Marika M. Cusick, from Stanford University in California, and colleagues examined the cost-effectiveness of adding population-wide screening for CKD, with or without adding sodium-glucose cotransporter-2 (SGLT2) inhibitors to the current standard of care.

The researchers found that in the base-case analysis, one-time screening at age 55 years had an incremental cost-effectiveness ratio of $86,300 per quality-adjusted life year (QALY) gained, which resulted from increasing costs from $249,800 to $259,000 and increasing QALYs from 12.61 to 12.72; this was accompanied by a 0.29-percentage point reduction in the incidence of kidney failure requiring dialysis and an increase in life expectancy from 17.29 to 17.45 years. Other options were also found to be cost-effective.

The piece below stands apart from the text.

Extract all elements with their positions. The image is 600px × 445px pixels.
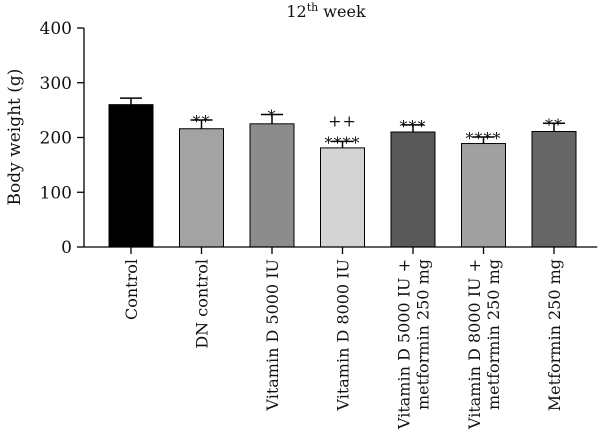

Screening once during ages 35 to 75 years prevented dialysis or transplant in 398,000 people and screening every 10 years until age 75 years cost <$100,000 for each QALY gained. In sensitivity analyses, when SGLT2 inhibitors were 30 percent less effective, the cost of screening every 10 years during ages 35 to 75 years was between $145,400 and $182,600 per QALY gained; for screening to be cost-effective, price reductions would be required.

“We found that both one-time and periodic screening for CKD represent good value in every age group when SGLT2 inhibitors are included in treatment,” the authors write.